Majalah Bekas

Aku mengutuk mereka yang menganggap lebay keputusan bunuh diri. Mereka kata hidup itu layak dijalani. Apa maksudmu? Aku memenangi sayembara desain gedung museum nasional berhadiah 25 juta rupiah bulan lalu; tetap bersikap baik pada Herry setelah rangkaian perlakuan bengisnya padaku di politeknik dulu; betah melaksanakan bakti pada mama berbentuk tanggung jawab atas seabrek jadwal dan dosis obat penyakit kompilasinya; mengeringkan air mata setelah truk ayam potong mencabut nyawa papa di kilometer 51 tol Palimanan-Kanci, tetapi rasanya hidupku tetap begitu-begitu saja. Mereka yang percaya hidup layak dijalani cuma cakap besar belaka. Sama sekali tak kutemui alibi kuatnya. Kendati begitu, aku akui kebahagiaan remeh nan intim itu nyata. Aku gemar mengacak-acak lalu menata ulang ratusan majalah balita bekas milik mama di meja ruang keluarga, misalnya. Dua hari lalu, Vera meneleponku dari Bojonegoro kalau pacarnya sepakat mengawininya. Selamat, kataku. Kakakmu saja belum. "Tolong pilihin satu temanmu yang cerdas buat aku, dong," kataku berseloroh. Bukan main gembiraku mendengar tawanya. Yang paling baru, ketakjubanku tak usai-usai setelah secara tak sengaja—jujur sesungguhnya aku pesimis—mendapati Martin Henger membalas surel main-mainku: aku merinding membayangkan dia memukul bola tenis itu. Tapi tetap saja hidup belum seutuhnya pantas dijalani. Karena seandainya majalah bekas mama tak pernah ada, atau adikku memutuskan tetap perawan sampai hidupnya tamat, atau Henger lebih memilih sibuk di Boston sana daripada membalasku, hidup terasa semirip sebelumnya; tak mengubah pandanganku tentangnya. Maka dari itu aku akan tetap bunuh diri. 

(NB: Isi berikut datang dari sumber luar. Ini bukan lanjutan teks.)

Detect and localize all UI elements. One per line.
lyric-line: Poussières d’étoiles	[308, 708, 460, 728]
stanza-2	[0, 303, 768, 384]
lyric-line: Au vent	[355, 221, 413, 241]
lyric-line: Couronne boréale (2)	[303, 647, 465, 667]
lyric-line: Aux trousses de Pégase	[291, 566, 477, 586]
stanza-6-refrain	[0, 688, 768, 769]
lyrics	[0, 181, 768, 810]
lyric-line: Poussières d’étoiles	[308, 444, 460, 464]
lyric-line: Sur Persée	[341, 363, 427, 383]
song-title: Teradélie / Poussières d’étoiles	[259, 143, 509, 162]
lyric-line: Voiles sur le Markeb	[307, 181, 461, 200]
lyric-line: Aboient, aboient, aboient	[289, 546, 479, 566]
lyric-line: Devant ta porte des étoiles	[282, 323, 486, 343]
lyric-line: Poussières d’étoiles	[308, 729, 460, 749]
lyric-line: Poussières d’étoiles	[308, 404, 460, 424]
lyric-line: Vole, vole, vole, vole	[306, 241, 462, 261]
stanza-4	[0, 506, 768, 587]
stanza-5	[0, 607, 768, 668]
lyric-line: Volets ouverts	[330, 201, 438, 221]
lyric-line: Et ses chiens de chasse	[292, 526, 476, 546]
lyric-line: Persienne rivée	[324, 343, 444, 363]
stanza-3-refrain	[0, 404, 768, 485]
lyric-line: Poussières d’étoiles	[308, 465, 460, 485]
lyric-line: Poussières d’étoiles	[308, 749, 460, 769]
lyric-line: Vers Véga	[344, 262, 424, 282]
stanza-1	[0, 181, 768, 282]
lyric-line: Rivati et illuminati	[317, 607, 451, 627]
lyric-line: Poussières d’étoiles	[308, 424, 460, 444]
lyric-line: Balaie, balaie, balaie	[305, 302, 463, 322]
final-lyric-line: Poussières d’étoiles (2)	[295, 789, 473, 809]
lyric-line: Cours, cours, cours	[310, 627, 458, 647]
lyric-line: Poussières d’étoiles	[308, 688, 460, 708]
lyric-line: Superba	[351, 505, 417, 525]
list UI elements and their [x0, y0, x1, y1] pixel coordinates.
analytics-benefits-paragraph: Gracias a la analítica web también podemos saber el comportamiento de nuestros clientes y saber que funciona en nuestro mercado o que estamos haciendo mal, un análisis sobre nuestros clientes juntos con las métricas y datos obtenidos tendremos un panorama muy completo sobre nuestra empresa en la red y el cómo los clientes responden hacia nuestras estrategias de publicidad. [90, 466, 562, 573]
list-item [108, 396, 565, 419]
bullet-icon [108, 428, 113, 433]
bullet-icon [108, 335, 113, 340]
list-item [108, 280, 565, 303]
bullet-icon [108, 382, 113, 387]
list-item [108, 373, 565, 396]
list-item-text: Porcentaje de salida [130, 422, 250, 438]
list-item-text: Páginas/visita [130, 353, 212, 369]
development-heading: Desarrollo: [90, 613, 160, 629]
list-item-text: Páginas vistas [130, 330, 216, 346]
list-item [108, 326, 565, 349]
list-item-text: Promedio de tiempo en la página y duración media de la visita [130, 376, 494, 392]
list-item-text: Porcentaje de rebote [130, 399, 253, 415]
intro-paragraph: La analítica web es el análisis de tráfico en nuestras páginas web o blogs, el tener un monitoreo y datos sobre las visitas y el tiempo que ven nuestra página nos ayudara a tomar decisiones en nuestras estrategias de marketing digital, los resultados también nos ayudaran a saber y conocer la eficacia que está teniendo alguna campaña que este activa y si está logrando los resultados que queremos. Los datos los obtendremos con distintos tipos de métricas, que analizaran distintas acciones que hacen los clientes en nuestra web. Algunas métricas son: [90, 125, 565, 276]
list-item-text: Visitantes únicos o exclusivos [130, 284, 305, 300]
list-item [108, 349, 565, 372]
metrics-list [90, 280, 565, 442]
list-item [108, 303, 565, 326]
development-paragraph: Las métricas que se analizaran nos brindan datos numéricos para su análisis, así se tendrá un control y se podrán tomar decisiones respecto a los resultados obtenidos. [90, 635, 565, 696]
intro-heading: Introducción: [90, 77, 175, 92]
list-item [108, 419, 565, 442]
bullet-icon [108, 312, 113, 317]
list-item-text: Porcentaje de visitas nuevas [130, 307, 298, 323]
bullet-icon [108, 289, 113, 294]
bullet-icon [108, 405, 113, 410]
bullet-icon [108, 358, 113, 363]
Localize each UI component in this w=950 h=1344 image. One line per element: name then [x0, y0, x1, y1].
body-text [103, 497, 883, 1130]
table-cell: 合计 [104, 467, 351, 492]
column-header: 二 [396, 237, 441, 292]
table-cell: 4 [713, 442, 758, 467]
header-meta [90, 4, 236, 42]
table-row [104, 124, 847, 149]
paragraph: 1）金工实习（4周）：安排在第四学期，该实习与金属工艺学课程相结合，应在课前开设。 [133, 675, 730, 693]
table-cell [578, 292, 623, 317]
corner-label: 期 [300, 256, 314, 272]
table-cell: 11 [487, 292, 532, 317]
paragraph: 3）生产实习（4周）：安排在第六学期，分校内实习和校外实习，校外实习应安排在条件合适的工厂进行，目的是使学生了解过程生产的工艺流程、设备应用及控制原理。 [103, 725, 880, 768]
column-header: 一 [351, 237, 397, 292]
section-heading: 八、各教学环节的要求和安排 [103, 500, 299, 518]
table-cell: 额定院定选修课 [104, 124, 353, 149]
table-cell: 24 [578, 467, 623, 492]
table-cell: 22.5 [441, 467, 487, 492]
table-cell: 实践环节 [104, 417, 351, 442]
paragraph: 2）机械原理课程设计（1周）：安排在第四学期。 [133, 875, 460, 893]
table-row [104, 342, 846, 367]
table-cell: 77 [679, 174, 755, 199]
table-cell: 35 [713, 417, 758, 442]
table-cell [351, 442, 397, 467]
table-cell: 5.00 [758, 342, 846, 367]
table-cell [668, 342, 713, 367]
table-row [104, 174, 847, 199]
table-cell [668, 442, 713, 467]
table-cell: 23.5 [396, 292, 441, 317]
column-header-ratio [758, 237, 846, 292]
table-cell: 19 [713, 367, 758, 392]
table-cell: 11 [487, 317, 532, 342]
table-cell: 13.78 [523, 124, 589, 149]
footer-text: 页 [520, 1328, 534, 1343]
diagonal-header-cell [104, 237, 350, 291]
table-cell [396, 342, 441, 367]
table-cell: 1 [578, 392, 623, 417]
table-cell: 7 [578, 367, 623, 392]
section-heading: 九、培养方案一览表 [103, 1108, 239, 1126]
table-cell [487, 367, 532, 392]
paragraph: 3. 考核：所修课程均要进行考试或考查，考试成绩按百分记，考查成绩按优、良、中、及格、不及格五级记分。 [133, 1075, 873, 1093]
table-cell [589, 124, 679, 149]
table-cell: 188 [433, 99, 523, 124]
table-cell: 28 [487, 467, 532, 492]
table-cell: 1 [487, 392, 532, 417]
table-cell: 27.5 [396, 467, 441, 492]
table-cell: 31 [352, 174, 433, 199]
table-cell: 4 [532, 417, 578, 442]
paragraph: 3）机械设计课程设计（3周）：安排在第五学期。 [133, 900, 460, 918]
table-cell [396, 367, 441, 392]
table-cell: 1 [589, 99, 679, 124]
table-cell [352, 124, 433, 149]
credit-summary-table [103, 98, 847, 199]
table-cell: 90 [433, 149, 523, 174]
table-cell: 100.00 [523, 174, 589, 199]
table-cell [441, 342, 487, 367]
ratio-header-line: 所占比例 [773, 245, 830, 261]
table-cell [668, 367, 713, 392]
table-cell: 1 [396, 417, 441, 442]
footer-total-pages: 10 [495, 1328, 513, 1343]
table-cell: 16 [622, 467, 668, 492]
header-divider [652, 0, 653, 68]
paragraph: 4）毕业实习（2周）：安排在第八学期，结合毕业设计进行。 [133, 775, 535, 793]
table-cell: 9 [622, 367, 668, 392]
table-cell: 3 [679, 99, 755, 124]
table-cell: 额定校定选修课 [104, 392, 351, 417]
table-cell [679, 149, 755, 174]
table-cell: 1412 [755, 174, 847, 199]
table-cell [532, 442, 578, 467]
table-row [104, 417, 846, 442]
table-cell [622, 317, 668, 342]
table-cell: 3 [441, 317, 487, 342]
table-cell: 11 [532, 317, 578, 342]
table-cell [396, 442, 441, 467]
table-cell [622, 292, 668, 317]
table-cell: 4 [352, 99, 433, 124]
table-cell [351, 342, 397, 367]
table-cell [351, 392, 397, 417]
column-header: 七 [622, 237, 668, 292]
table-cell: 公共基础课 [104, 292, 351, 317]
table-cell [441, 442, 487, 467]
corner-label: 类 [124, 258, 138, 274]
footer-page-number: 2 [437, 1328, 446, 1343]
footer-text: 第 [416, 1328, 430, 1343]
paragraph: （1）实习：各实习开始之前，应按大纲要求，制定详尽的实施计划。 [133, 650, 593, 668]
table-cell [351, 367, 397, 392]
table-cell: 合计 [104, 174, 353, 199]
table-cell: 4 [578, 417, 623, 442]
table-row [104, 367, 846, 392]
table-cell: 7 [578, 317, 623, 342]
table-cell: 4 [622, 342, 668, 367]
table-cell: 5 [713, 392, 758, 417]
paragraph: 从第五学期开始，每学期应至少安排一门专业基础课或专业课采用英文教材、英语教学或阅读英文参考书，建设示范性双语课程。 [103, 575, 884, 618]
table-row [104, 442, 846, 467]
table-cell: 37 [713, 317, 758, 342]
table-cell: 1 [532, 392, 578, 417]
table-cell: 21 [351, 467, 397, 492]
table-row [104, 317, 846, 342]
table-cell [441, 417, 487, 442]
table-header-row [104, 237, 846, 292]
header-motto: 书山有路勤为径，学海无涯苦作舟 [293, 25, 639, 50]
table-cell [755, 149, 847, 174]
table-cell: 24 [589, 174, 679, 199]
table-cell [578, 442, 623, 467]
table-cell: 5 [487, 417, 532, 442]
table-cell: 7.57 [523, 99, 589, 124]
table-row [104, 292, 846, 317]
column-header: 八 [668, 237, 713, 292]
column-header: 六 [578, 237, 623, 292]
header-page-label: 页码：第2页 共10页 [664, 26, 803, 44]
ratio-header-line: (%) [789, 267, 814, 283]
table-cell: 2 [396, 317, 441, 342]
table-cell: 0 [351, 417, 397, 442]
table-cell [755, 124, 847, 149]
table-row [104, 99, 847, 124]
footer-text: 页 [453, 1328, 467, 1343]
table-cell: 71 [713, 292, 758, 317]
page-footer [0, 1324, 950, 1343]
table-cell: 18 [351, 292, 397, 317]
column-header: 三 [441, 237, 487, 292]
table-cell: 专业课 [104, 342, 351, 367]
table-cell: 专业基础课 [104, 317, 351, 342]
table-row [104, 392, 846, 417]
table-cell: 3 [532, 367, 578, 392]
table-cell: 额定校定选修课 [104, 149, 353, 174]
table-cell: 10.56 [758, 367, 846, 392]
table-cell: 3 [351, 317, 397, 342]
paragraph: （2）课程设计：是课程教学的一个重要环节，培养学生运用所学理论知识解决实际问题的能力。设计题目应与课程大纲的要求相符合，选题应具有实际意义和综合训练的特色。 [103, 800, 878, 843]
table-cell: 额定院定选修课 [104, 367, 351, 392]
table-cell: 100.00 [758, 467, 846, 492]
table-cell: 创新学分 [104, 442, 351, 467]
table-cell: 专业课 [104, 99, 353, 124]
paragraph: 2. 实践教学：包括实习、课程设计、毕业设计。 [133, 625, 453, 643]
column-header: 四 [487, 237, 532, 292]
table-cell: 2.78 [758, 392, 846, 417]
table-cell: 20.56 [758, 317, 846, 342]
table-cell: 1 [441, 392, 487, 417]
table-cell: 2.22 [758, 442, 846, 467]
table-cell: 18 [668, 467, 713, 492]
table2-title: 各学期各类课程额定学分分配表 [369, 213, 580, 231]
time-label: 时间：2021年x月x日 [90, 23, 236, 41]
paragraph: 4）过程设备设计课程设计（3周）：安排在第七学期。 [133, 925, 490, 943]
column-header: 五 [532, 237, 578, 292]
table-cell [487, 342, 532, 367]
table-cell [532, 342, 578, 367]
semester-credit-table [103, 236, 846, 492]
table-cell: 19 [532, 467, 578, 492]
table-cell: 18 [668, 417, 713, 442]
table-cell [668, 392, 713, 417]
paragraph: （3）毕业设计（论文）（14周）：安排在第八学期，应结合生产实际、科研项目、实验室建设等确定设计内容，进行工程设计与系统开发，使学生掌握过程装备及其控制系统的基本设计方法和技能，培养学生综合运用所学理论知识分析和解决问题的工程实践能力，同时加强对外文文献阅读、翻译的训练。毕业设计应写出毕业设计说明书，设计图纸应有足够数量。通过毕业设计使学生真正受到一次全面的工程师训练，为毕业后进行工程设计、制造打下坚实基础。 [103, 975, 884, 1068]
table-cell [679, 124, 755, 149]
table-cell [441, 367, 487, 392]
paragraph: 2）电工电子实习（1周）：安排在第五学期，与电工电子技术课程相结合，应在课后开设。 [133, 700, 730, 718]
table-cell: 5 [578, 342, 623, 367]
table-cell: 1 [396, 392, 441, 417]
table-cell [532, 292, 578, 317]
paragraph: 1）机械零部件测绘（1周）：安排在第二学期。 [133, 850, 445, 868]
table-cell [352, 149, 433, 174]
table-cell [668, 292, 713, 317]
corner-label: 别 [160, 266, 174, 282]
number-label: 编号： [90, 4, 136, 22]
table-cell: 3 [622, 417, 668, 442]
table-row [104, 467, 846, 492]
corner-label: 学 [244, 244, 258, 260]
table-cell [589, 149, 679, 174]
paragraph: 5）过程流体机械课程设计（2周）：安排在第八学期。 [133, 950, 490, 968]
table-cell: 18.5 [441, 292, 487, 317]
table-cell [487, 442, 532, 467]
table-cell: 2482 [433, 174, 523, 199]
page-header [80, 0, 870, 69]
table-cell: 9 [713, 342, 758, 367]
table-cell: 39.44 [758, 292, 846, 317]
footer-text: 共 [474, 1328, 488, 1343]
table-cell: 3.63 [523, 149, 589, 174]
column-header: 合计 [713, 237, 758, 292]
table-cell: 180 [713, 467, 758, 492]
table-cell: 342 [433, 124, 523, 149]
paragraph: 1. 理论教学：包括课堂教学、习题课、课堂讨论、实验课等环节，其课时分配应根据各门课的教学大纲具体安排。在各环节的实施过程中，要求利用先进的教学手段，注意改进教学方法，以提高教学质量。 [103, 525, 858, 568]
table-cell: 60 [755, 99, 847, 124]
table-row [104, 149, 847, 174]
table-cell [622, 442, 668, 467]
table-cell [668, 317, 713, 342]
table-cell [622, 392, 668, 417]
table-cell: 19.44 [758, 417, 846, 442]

Malam ketika aku siap dengan setelan hitam dan satu draft pesan perpisahan di kotak percakapan WhatsApp-ku dengan Helen, sebelas detik sebelum melompat, Yoshua dan seorang kawannya menarikku paksa. 

"Jangan tolol."

"Bangsat. Aku hampir berhasil," makiku. 

"Kau yang bangsat."

"Betul, kau bangsat," tambah temannya. 

"Kau berlebihan, Yashfi. Kau pasti bisa melupakannya." 

"Aku gagal mati bahagia, bangsat!" sesalku tak henti-henti. 

Mereka menyeretku menjauhi sisi gedung. Memborgol tangan dan mengikat kakiku. Kurasa kawan Yoshua itu perwira polisi, atau prajurit tentara, atau kepala divisi di dinas sosial, atau siapapun yang memiliki kewenangan. Apa dia akan membawaku? Mereka mendudukkanku. Membiarkanku menyandari pembatas tangga. Mereka mulai bergantian menceramahiku panjang lebar tentang betapa berharganya matahari, air, Marlboro, pohon-pohon, catut kuku bahkan tahi. Dia menyinggung mama yang sakit-sakitan, yang sabar menenangkanku sejam sebelum wawancara kerja, yang bertahan mencuci bajuku sebagai balasan atas keteraturan pengobatannya. Aku tak kuasa membendung mata. Ada aku, katanya lagi, yang menyayangiku juga seperti mama, senantiasa sedia menerima protesku atas kehidupan. Betapa tak kuhormati persahabatan kami selama delapan tahun. "Aku paham rasanya," ujarnya berusaha membuat seolah-olah masalahku telah dialami semua orang dan mereka mengalahkannya dengan gemilang. Yang paling penting, lanjutnya, dia janji bakal menyeret Helen besok ke hadapanku sesungguh-sungguh dia menyeretku barusan. "Asal kau jangan mati," tambahnya sambil terisak.